Born in segregated Atlanta, GA, Amos graduated from Antioch College in Ohio in 1958 and the Central School of Art in London in 1960. She subsequently moved to New York and became active in the downtown arts scene, working alongside prominent Spiral artists such as Romare Bearden, Hale Woodruff, Norman Lewis, Alvin Hollingsworth, and Charles Alston. In 1965, she earned her Masters in Arts from New York University and taught art at the Dalton School in New York. She was also a Professor and former Chair of the Visual Arts Department at the Mason Gross School of Art at Rutgers University, where she taught for 28 years. Amos received the Georgia Museum of Art’s Larry D. and Brenda A. Thompson prize in 2016, and in the same year the Studio Museum in Harlem honored her as an Icon, along with Faith Ringgold and Lorraine O’Grady. As her health declined in 2014, her artistic production began to slow.
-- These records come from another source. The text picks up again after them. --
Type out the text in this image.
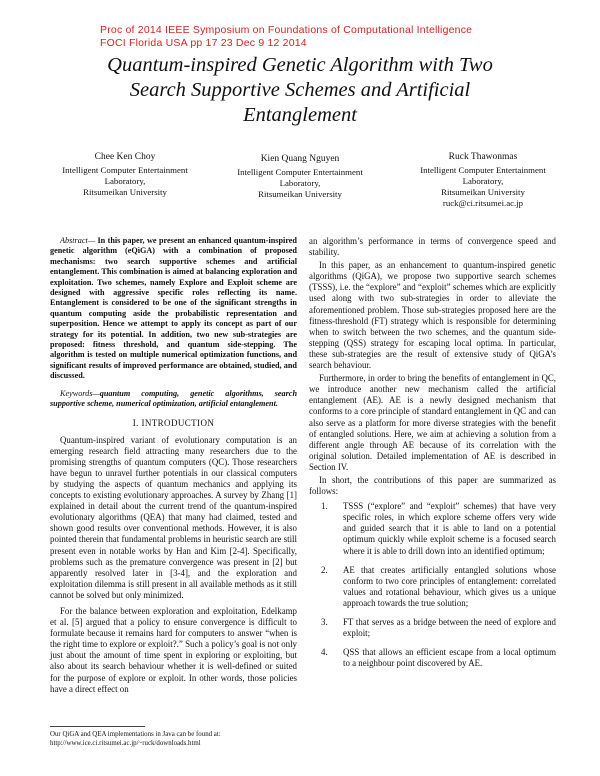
Proc of 2014 IEEE Symposium on Foundations of Computational Intelligence
FOCI Florida USA pp 17 23 Dec 9 12 2014
Quantum-inspired Genetic Algorithm with Two
Search Supportive Schemes and Artificial
Entanglement
Chee Ken Choy
Intelligent Computer Entertainment
Laboratory,
Ritsumeikan University
Kien Quang Nguyen
Intelligent Computer Entertainment
Laboratory,
Ritsumeikan University
Ruck Thawonmas
Intelligent Computer Entertainment
Laboratory,
Ritsumeikan University
ruck@ci.ritsumei.ac.jp

Abstract— In this paper, we present an enhanced quantum-inspired genetic algorithm (eQiGA) with a combination of proposed mechanisms: two search supportive schemes and artificial entanglement. This combination is aimed at balancing exploration and exploitation. Two schemes, namely Explore and Exploit scheme are designed with aggressive specific roles reflecting its name. Entanglement is considered to be one of the significant strengths in quantum computing aside the probabilistic representation and superposition. Hence we attempt to apply its concept as part of our strategy for its potential. In addition, two new sub-strategies are proposed: fitness threshold, and quantum side-stepping. The algorithm is tested on multiple numerical optimization functions, and significant results of improved performance are obtained, studied, and discussed.

Keywords—quantum computing, genetic algorithms, search supportive scheme, numerical optimization, artificial entanglement.

I. INTRODUCTION

Quantum-inspired variant of evolutionary computation is an emerging research field attracting many researchers due to the promising strengths of quantum computers (QC). Those researchers have begun to unravel further potentials in our classical computers by studying the aspects of quantum mechanics and applying its concepts to existing evolutionary approaches. A survey by Zhang [1] explained in detail about the current trend of the quantum-inspired evolutionary algorithms (QEA) that many had claimed, tested and shown good results over conventional methods. However, it is also pointed therein that fundamental problems in heuristic search are still present even in notable works by Han and Kim [2-4]. Specifically, problems such as the premature convergence was present in [2] but apparently resolved later in [3-4], and the exploration and exploitation dilemma is still present in all available methods as it still cannot be solved but only minimized.

For the balance between exploration and exploitation, Edelkamp et al. [5] argued that a policy to ensure convergence is difficult to formulate because it remains hard for computers to answer “when is the right time to explore or exploit?.” Such a policy’s goal is not only just about the amount of time spent in exploring or exploiting, but also about its search behaviour whether it is well-defined or suited for the purpose of explore or exploit. In other words, those policies have a direct effect on

an algorithm’s performance in terms of convergence speed and stability.

In this paper, as an enhancement to quantum-inspired genetic algorithms (QiGA), we propose two supportive search schemes (TSSS), i.e. the “explore” and “exploit” schemes which are explicitly used along with two sub-strategies in order to alleviate the aforementioned problem. Those sub-strategies proposed here are the fitness-threshold (FT) strategy which is responsible for determining when to switch between the two schemes, and the quantum side-stepping (QSS) strategy for escaping local optima. In particular, these sub-strategies are the result of extensive study of QiGA’s search behaviour.

Furthermore, in order to bring the benefits of entanglement in QC, we introduce another new mechanism called the artificial entanglement (AE). AE is a newly designed mechanism that conforms to a core principle of standard entanglement in QC and can also serve as a platform for more diverse strategies with the benefit of entangled solutions. Here, we aim at achieving a solution from a different angle through AE because of its correlation with the original solution. Detailed implementation of AE is described in Section IV.

In short, the contributions of this paper are summarized as follows:

1. TSSS (“explore” and “exploit” schemes) that have very specific roles, in which explore scheme offers very wide and guided search that it is able to land on a potential optimum quickly while exploit scheme is a focused search where it is able to drill down into an identified optimum;
2. AE that creates artificially entangled solutions whose conform to two core principles of entanglement: correlated values and rotational behaviour, which gives us a unique approach towards the true solution;
3. FT that serves as a bridge between the need of explore and exploit;
4. QSS that allows an efficient escape from a local optimum to a neighbour point discovered by AE.
Our QiGA and QEA implementations in Java can be found at:
http://www.ice.ci.ritsumei.ac.jp/~ruck/downloads.html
She moved to New Hampshire in 2019.

In 2021, Emma Amos: Color Odyssey, a landmark retrospective of Amos’s career, traveled from the Georgia Museum of Art to the Munson Museum, NY and Philadelphia Museum of Art, PA. She has also been included in exhibitions at the British Museum, UK (2023); Brooklyn Museum, NY (2023); Saint Louis Art Museum, MO (2023); Bruce Museum, CT (2023); Blanton Museum of Art, TX (2023); Pinacoteca de São Paulo, Brazil (2022); Modern Art Museum at Fort Worth, TX (2022); Whitney Museum of Art, NY (2019); Museum of Contemporary Art, Los Angeles, CA (2019); Minneapolis Institute of Art, MN (2019); National Portrait Gallery, UK (2018); de Young Museum, CA (2017); Whitney Museum of American Art (2017); Tate Modern, UK (2017); and Musée du Quai Branly, France (2016), among others.

Her work is in numerous prominent museum collections, including the Bass Museum of Art, Miami; Birmingham Museum of Art, AL; Blanton Museum of Art, TX; British Museum, London; Bronx Museum of Art, New York; Brooklyn Museum, New York; Cleveland Museum, OH; Crystal Bridges Museum of American Art, AR; Fowler Museum of Art, Los Angeles; James F. Byrnes Institute, Stuttgart, DE; Museo de las Artes, Guadalajara, MX; Metropolitan Museum of Art, New York; Minneapolis Institute of Art, MN; Museum of Modern Art, New York; Nasher Museum of Art, NC; Newark Museum, New Jersey; Philadelphia Museum of Art, PA; Smithsonian American Art Museum, Washington D.C.; Studio Museum in Harlem, New York; Whitney Museum of American Art, New York and the Yale University Art Gallery, New Haven, among others.

RYAN LEE Gallery represents Amos’s paintings and original works.